A competitive cyclist for more than 30 years, Kevin won two Pennsylvania State Time Trial championships in his 30’s, the aptly named Pain Mountain Time Trial 4 out of 5 times in his 40s, two more state TT’s in his 50’s, and the season-long Pennsylvania 40+ BAR championship at 43. 

Reader Interactions

Comments

  1. jackalope says

    February 12, 2026 at 9:41 am

    I’m not an expert at this, but several personal trainers have said that cardio exercise is the best thing for longevity followed closely by weight training. According to the science, which I had to look up:

    Cardio improves cardiovascular fitness (VO₂ max), which is one of the strongest predictors of lifespan.

    Higher aerobic fitness = significantly lower mortality at all ages.

    Moderate–vigorous aerobic exercise reduces death risk by 24–34%.

    150–300 minutes/week of moderate cardio is linked to longer life.

    Why it matters: Cardio reduces blood pressure, cholesterol, inflammation, and risk of heart disease — still the #1 killer.

    Strength training is independently associated with lower mortality, but you will see there are differences in the percentages:

    Lifting 2–6 times per week reduces all‑cause death risk.

    Weight training alone lowers mortality by 9–22%.

    Burst weight training mixed in to regular weight training helps even more than just regular weight training alone.

    Why it matters: Strength training prevents age‑related muscle loss, it improves insulin sensitivity, raises metabolism, protects bone density, and reduces fall risk

    You can see from the percentages that cardio has a slight lead in longevity, but a combination of both is the clear winner.

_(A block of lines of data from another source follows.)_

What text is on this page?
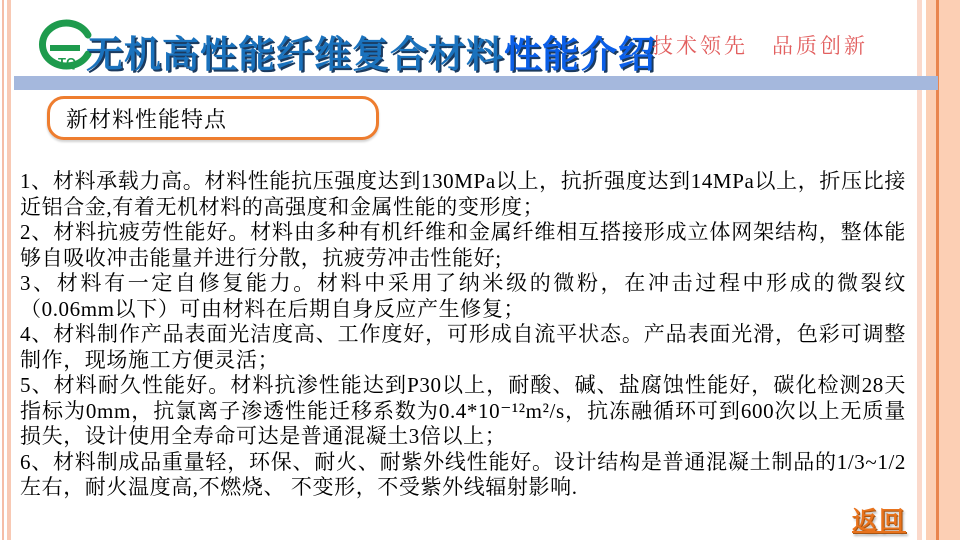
TQ 无机高性能纤维复合材料性能介绍
技术领先　品质创新
新材料性能特点

1、材料承载力高。材料性能抗压强度达到130MPa以上，抗折强度达到14MPa以上，折压比接近铝合金,有着无机材料的高强度和金属性能的变形度；

2、材料抗疲劳性能好。材料由多种有机纤维和金属纤维相互搭接形成立体网架结构，整体能够自吸收冲击能量并进行分散，抗疲劳冲击性能好;

3、材料有一定自修复能力。材料中采用了纳米级的微粉，在冲击过程中形成的微裂纹（0.06mm以下）可由材料在后期自身反应产生修复；

4、材料制作产品表面光洁度高、工作度好，可形成自流平状态。产品表面光滑，色彩可调整制作，现场施工方便灵活；

5、材料耐久性能好。材料抗渗性能达到P30以上，耐酸、碱、盐腐蚀性能好，碳化检测28天指标为0mm，抗氯离子渗透性能迁移系数为0.4*10⁻¹²m²/s，抗冻融循环可到600次以上无质量损失，设计使用全寿命可达是普通混凝土3倍以上；

6、材料制成品重量轻，环保、耐火、耐紫外线性能好。设计结构是普通混凝土制品的1/3~1/2左右，耐火温度高,不燃烧、 不变形，不受紫外线辐射影响.

返回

    This is exactly what large population studies and Harvard/Johns Hopkins analyses concluded.

  2. Dave Minden says

    February 12, 2026 at 1:17 pm

    I would wonder if the group in the study who did better used the info about health to increase their activity in ways they did not think of as significant so reported ‘staying the same’. For instance, if I drag my way through a 10 mile bike ride, versus really enjoying the challenge of it, I will go faster and harder with the second attitude, but on an objective measure I might say the amounts of exercise were the same. Social reinforcement of any activity can change it’s quality.